Hardy found the fishery at a very low ebb, owing, largely, to the scarcity of oysters and the uncertainty of depending on the native divers. He adds with peculiar naïveté: “I had almost forgotten to mention a very curious circumstance with respect to the pearl-oyster, namely that on the coast of Sonora there are none at all, except at Guaymas.” He states also that to the northward of 28° 30′ not the trace of a shell could be discovered on either side of the gulf.
The center of the industry was then at Loreto, a village of 250 inhabitants; but another small station existed at La Paz. At Loreto six or eight vessels of twenty-five tons each were employed, each having three or four sailors and fifteen or twenty Yaqui Indians who served as divers. Head-diving was in vogue, the work proceeding from 11 A.M. to 2 P.M., and the depth ranging from three to twelve fathoms. The annual catch of pearls was “4 or 5 pounds’ weight, worth from $8000 to $10,000.”[[293]] After the government’s claim of one fifth had been set apart, the owner and captain of the vessel received one half and the divers the other half.
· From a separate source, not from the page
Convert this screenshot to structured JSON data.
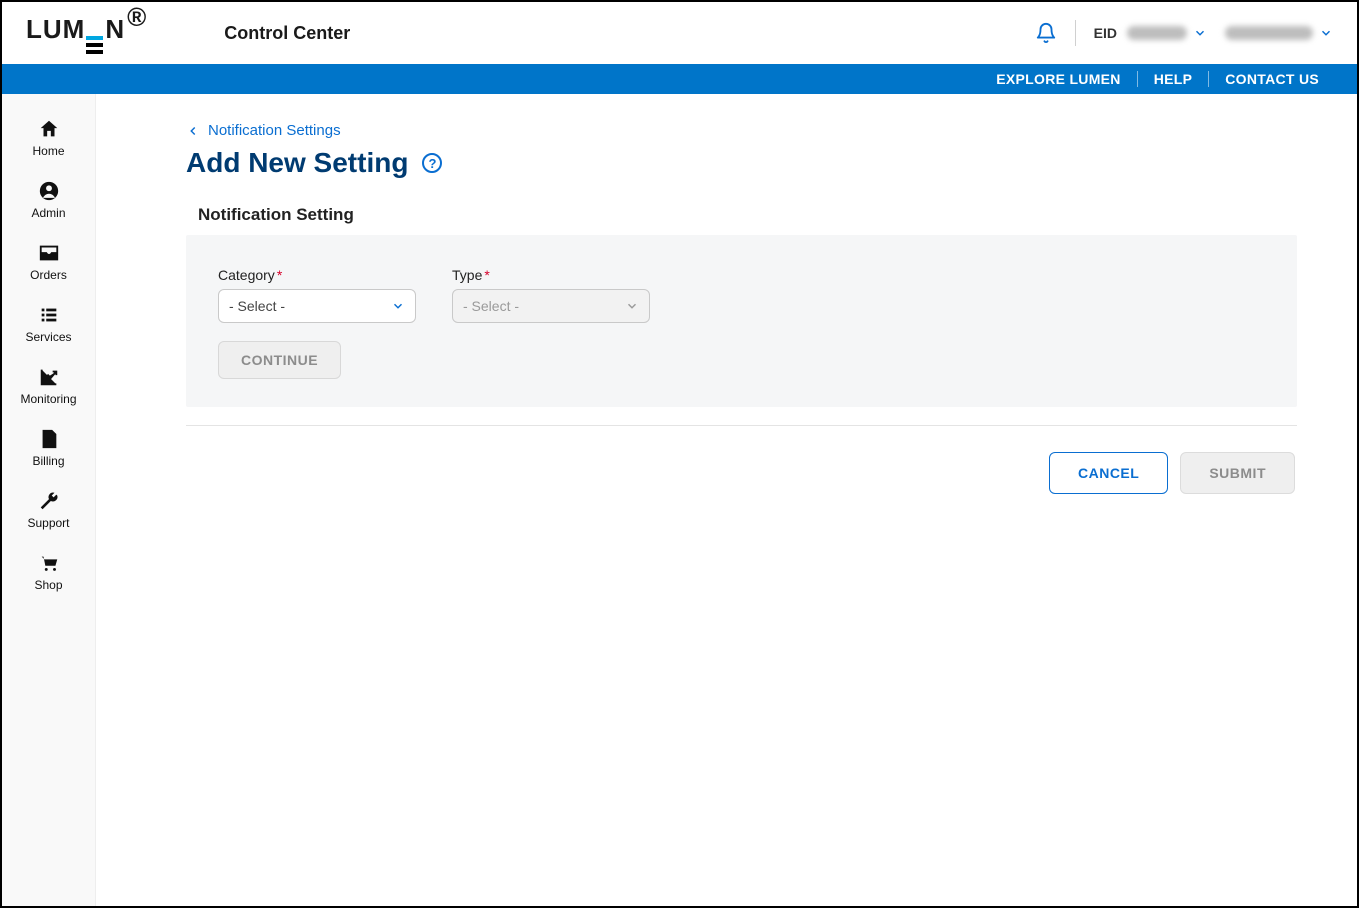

It was found impossible to use diving-bells when the sea was at all rough, and even during calm weather they were impracticable on account of the unevenness of the ground and the strong undercurrents. An effort was made to employ native divers, but owing to the disorganized state of affairs only four could be secured. In the Gulf of Mulege a large number of oysters were collected, but when these were opened “six very small pearls” were all that could be found. After spending about three years on the coast, Hardy returned to England, and the company abandoned the enterprise.
In the early history of the Mexican pearl fishery, the shells were of no market value; but about 1830 a French trader named Combier made experimental shipments to France, securing cheap freight rates by using the waste shells largely as ballast for the vessels.[[294]] The best quality sold for about 600 francs per ton, and the market was found sufficient for regular shipments. The value gradually increased, and in 1854 it approximated 2000 francs per ton in France, placing the industry upon a very remunerative basis. This resulted in much activity in the fishery, and an increase in the number of boats and divers.
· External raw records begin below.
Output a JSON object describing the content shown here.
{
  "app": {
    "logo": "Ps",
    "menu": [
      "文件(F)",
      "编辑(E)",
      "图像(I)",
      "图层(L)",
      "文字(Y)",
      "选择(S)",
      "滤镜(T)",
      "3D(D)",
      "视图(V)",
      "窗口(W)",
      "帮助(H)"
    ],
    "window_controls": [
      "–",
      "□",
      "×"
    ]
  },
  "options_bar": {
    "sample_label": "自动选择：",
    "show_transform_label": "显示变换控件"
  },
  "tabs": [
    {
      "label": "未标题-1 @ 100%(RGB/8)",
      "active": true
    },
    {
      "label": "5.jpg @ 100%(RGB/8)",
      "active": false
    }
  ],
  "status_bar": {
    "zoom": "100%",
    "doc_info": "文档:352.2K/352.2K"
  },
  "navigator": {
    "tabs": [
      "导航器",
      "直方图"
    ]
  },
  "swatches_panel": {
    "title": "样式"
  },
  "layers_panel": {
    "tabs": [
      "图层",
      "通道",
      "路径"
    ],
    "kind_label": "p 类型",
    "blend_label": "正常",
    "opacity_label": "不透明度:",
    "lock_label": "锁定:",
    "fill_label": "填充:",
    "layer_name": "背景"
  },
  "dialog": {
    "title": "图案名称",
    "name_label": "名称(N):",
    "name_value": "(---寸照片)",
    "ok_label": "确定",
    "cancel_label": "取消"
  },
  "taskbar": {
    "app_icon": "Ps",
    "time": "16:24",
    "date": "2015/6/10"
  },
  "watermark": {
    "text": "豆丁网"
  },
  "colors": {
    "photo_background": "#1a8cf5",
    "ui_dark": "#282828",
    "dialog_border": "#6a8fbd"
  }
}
In 1855, the fishery gave employment to 368 divers, and yielded $23,800 worth of pearls, and 350 tons of shells worth $13,500.[[295]] It was estimated by Lassepas that from 1580 to 1857, inclusive, 95,000 tons of oysters were removed from the Gulf of California, yielding 2770 pounds of pearls, worth $5,540,000.[[296]]
For protection of the reefs, the Mexican government in 1857 divided the Gulf of California into four pearling districts, and provided that only one of them should be worked each year, and then only in areas leased for the season to the highest bidders, thereby permitting the reefs successively to remain undisturbed for three years.
The yield of pearls in 1868 approximated $55,000, and that of shells $10,600 in value; while in 1869 these items were given as $62,000 and $25,000, respectively.[[297]] The local prices ranged from $15 per ounce for seed-pearls to $1500 for a choice gem.
At that period the fishery was carried on from shore camps or from large vessels, each carrying twenty to fifty divers, who were mostly Yaqui Indians from the eastern shore of the gulf. The camp or vessel was located in the vicinity of the reefs or beds, and the fishing was prosecuted from small boats, each carrying three or four nude divers. Fastened to the waist or suspended from the neck was a net for the reception of oysters, and each diver carried a short spud or stick with which to detach them from the bottom, and to some extent for use as a weapon of defense against sharks and similar enemies. The diving progressed mostly in the morning, when the sea was unruffled by the breeze which usually begins shortly after noon. The season lasted from May to late in September, when the water became too cold for further operations.
The divers were paid a definite share of the catch, and kept in debt-bondage by means of advances and supplies. Little clothing was necessary, and the provisions consisted principally of corn, beans, and sun-dried beef. Luxuries were added in the form of tobacco, and of mescal distilled from the maguey plant, indulgence in these constituting the chief remuneration for the season’s labor. The finding of an unusually choice pearl brought to the lucky fisherman a gratuity of a few dollars, and shore leave for several days in which to spend it. Dressing in his best calico garments, he hastened to the nearest town to indulge in release from restraint, in drunkenness and debauchery—the highest dreams of happiness of a Yaqui Indian—thoughts of which served to bring him to the fishery each year from his home across the gulf.
From the Spanish conquest until 1874, the Mexican pearl fishery was conducted exclusively by nude divers. The experiments with the diving-bell in 1825 had been without favorable result, and also an attempt by an American in 1854 to use a diving-suit with air-pump, etc., this failure being credited to imperfection of apparatus. In 1874, through the influence of European pearl merchants, two schooners, each of about 200 tons’ measurement, one from Australia and the other from England, visited the Mexican grounds, with a dozen boats fully equipped with scaphanders or diving armor, including helmets, rubber suits, pumps, etc. Owing to their working in deeper water than the nude divers were able to exploit, their success was remarkable, and they secured upward of a hundred thousand dollars’ worth of pearls and shells during the first season.